Generate a dataset

I am sorry maybe my title of the problem is probably not so appropriate, but here is the problem. So I have some arrays of categorical or boolean values and I want to create a combination of all of them and form an array. Also It could be the case that for each one of these combinations I have a unique value (in the example it is on the z vector). I tried with the following example and it worked. But honestly I didn’t like the way I could do this, is there a simpler way to do this?

Suppose I have

x = [false, true];
y = ['A', 'B'];
z = rand(4);

And I want to prodce a two dimensional array like following

4×3 Array{Any,2}:
 false  'A'  0.961038
  true  'A'  0.518147
 false  'B'  0.210022
  true  'B'  0.543537

Here is what I tried

A = [(i, j) for i in x, j in y];
B = [collect(zip(A[i]..., z[i])) for i in 1:length(A)];

C =  reshape([i for i in (B[1]...)], 1, 3);
for j in 2:length(B)
    C = vcat(C, reshape([i for i in (B[j]...)], 1, 3))
end
A

You are looking for Iterators.product.

x = [false, true];
y = ['A', 'B'];
z = rand(4);

df = DataFrame(a = Bool[], b = Char[], c = Float64[])
for p in Iterators.product(x, y, z)
    push!(df, p)
end

Matrix(df)
1 Like

Hi @pdeffebach, thanks a lot for the reply. So I need to create a DataFrame, could it be independent of Dataframe? Thanks for the solution. This looks way way simpler than mine. But just tried, the code didn’t work, maybe I don’t know the details of Iterators.product. I can check

Sorry, edited the above so it works. It looks like you have to declare the columns first if you are pushing just Tuples instead of NamedTuples.

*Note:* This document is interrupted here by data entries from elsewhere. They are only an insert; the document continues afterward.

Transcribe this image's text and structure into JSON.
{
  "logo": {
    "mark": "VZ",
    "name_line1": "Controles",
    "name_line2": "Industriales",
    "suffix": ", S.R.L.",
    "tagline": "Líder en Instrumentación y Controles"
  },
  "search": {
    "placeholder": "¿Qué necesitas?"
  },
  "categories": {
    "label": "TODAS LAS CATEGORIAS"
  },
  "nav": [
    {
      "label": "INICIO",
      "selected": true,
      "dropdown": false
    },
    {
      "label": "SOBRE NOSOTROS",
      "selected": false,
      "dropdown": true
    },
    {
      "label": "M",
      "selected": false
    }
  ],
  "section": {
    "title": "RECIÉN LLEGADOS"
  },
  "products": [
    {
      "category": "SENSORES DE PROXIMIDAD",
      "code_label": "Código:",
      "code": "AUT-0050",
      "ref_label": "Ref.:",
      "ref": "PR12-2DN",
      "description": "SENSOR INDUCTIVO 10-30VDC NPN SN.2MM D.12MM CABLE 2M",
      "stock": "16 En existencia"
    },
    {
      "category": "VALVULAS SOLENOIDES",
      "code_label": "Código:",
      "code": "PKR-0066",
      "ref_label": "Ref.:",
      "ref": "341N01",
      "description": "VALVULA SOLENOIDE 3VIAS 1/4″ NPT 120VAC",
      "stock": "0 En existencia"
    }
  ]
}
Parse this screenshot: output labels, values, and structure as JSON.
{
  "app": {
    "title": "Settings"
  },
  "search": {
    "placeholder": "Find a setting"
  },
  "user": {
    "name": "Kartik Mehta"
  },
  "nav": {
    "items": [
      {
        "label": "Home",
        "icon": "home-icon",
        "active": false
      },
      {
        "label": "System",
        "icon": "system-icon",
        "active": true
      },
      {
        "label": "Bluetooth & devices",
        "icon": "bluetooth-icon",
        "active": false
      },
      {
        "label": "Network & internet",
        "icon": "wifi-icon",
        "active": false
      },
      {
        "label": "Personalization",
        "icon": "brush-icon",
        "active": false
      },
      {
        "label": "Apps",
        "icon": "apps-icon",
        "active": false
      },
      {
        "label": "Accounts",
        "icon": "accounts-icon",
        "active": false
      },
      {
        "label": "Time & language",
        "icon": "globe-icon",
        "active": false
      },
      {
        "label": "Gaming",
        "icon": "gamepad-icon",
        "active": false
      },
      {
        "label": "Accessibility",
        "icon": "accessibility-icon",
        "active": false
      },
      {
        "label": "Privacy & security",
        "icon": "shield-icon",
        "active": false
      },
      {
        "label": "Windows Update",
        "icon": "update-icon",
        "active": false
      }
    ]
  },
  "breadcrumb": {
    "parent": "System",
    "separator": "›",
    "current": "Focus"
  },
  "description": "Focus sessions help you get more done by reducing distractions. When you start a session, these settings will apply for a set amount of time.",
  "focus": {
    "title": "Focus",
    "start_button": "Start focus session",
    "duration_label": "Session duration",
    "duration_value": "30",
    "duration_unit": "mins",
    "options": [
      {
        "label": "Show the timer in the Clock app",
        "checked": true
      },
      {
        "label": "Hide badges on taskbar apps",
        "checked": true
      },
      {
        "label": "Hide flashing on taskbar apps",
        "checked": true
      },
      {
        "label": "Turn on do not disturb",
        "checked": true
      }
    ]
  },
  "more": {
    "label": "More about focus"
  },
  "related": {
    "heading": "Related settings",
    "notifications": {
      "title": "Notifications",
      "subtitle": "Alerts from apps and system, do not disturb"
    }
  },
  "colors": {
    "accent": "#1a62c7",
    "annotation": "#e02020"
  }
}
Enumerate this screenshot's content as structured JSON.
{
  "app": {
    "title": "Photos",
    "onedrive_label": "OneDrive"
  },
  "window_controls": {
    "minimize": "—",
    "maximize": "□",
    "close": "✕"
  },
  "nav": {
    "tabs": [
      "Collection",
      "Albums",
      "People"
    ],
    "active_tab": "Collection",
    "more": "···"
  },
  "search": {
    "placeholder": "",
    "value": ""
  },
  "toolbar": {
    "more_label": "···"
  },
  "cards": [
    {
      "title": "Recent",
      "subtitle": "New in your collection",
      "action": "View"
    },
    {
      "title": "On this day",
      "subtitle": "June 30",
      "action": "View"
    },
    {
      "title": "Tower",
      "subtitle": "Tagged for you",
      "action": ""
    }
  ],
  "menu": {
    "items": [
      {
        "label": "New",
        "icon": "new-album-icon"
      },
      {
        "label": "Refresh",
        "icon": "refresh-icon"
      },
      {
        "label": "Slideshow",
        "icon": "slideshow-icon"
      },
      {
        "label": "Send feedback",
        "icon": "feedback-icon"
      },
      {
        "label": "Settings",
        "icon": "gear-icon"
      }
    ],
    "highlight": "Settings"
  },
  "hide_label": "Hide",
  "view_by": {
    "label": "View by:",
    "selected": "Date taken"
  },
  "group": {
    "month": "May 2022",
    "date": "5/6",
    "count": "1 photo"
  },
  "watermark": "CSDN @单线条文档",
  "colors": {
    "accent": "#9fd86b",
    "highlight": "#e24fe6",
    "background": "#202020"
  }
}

You don’t have to use DataFrames, but its a convenient thing to do, plus you said in your post you are interested in “creating a dataset”.

You can do the same process by initializing an arrray of Any with 3 columns an 0 rows.

julia> df = Array{Any}(undef, 0, 3)
julia> for p in Iterators.product(x, y, z)
           global df # because i'm working in REPL I need to declare global in the loop    
           df = vcat(df, permutedims(collect(p)))
       end

Hi Peter, thanks, this works actually, so this is what I wanted,

df = Array{Any}(undef, 0, 2)
for p in Iterators.product(x, y)
    df = vcat(df, permutedims(collect(p)))
end
hcat(df, z)